Kompetisi ISPO merupakan rangkaian Festival Sains dan Budaya 2019 yang akan diselenggarakan pada Jumat (22/2/2019) hingga Minggu (24/2/2019). Selain ISPO, secara simultan juga akan diselenggarakan pula Olimpiade Seni dan Bahasa Indonesia (Osebi).
ADVERTISEMENT
SCROLL TO RESUME CONTENT
KOMPAS/DEONISIA ARLINTA–Nurhidayatil Wafizah (17), siswi dari SMAN 1 Kuantan Singingi, Riau, mengamati hewan anggang-anggang yang telah diawetkan sebagai bahan untuk menentukan ekosistem Sungai Tungtung Gunung, Purbalingga, Jawa Tengah, Selasa (10/7/2018).
Riri mengatakan, pemerintah perlu bekerja keras melahirkan lebih banyak peneliti muda agar mampu bersaing pada era Revolusi Industri 4.0. Generasi milenial yang selama ini dicap sebagai generasi instan perlu dikenalkan sedini mungkin dengan disiplin dunia penelitian.
”Secara tidak langsung, siswa juga bisa belajar banyak hal soal keterampilan hidup,” kata Riri.

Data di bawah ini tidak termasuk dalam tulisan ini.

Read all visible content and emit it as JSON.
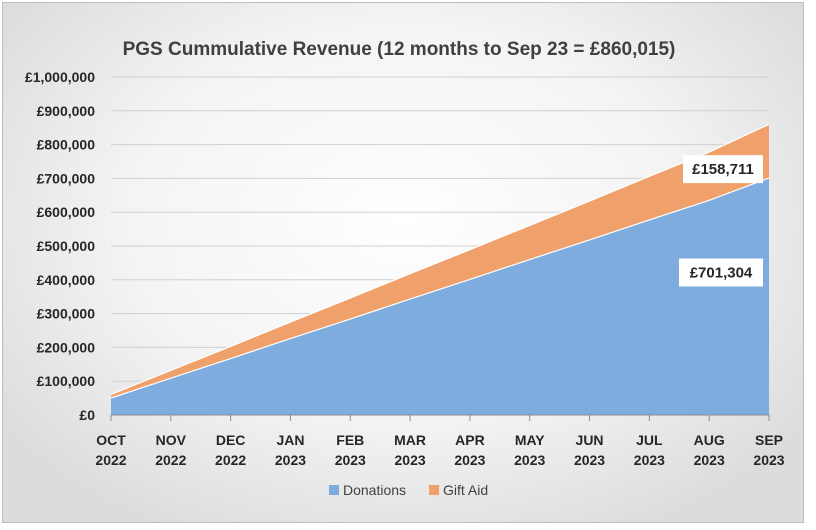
{
  "chart_data": {
    "type": "area",
    "stacked": true,
    "title": "PGS Cummulative Revenue (12 months to Sep 23 = £860,015)",
    "xlabel": "",
    "ylabel": "",
    "categories": [
      [
        "OCT",
        "2022"
      ],
      [
        "NOV",
        "2022"
      ],
      [
        "DEC",
        "2022"
      ],
      [
        "JAN",
        "2023"
      ],
      [
        "FEB",
        "2023"
      ],
      [
        "MAR",
        "2023"
      ],
      [
        "APR",
        "2023"
      ],
      [
        "MAY",
        "2023"
      ],
      [
        "JUN",
        "2023"
      ],
      [
        "JUL",
        "2023"
      ],
      [
        "AUG",
        "2023"
      ],
      [
        "SEP",
        "2023"
      ]
    ],
    "ylim": [
      0,
      1000000
    ],
    "yticks": [
      0,
      100000,
      200000,
      300000,
      400000,
      500000,
      600000,
      700000,
      800000,
      900000,
      1000000
    ],
    "ytick_labels": [
      "£0",
      "£100,000",
      "£200,000",
      "£300,000",
      "£400,000",
      "£500,000",
      "£600,000",
      "£700,000",
      "£800,000",
      "£900,000",
      "£1,000,000"
    ],
    "grid": true,
    "legend_position": "bottom",
    "series": [
      {
        "name": "Donations",
        "color": "#7FACDE",
        "values": [
          50000,
          109000,
          167000,
          226000,
          284000,
          343000,
          401000,
          460000,
          518000,
          577000,
          635000,
          701304
        ]
      },
      {
        "name": "Gift Aid",
        "color": "#F0A06A",
        "values": [
          11000,
          23000,
          36000,
          49000,
          62000,
          75000,
          88000,
          101000,
          115000,
          129000,
          143000,
          158711
        ]
      }
    ],
    "data_labels": [
      {
        "series": "Gift Aid",
        "text": "£158,711"
      },
      {
        "series": "Donations",
        "text": "£701,304"
      }
    ]
  }
}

Kepercayaan diri mengungkapkan ide dan kemampuan meyakinkan orang lain merupakan beberapa dari sekian banyak nilai lain yang bisa diperoleh melalui kegiatan penelitian ilmiah.
Tujuan penyelenggaraan kompetisi ISPO dan Osebi adalah memberi kesempatan yang sama kepada siswa dengan bakat yang berbeda. Ilmu pasti dan ilmu sosial budaya kini dirasa sama pentingnya dalam rangka membuat siswa menjadi pribadi yang inovatif dan kreatif.
Memahami keberagaman
Ketua Dewan Juri Osebi Liliana Muliastuti mengatakan, tahapan penelitian ilmiah ilmu budaya akan menuntun siswa memahami keberagaman dengan pikiran terbuka. Kolaborasi dalam proses peneliti memaksa siswa keluar dari lingkungannya untuk bertemu dengan orang dan budaya lain.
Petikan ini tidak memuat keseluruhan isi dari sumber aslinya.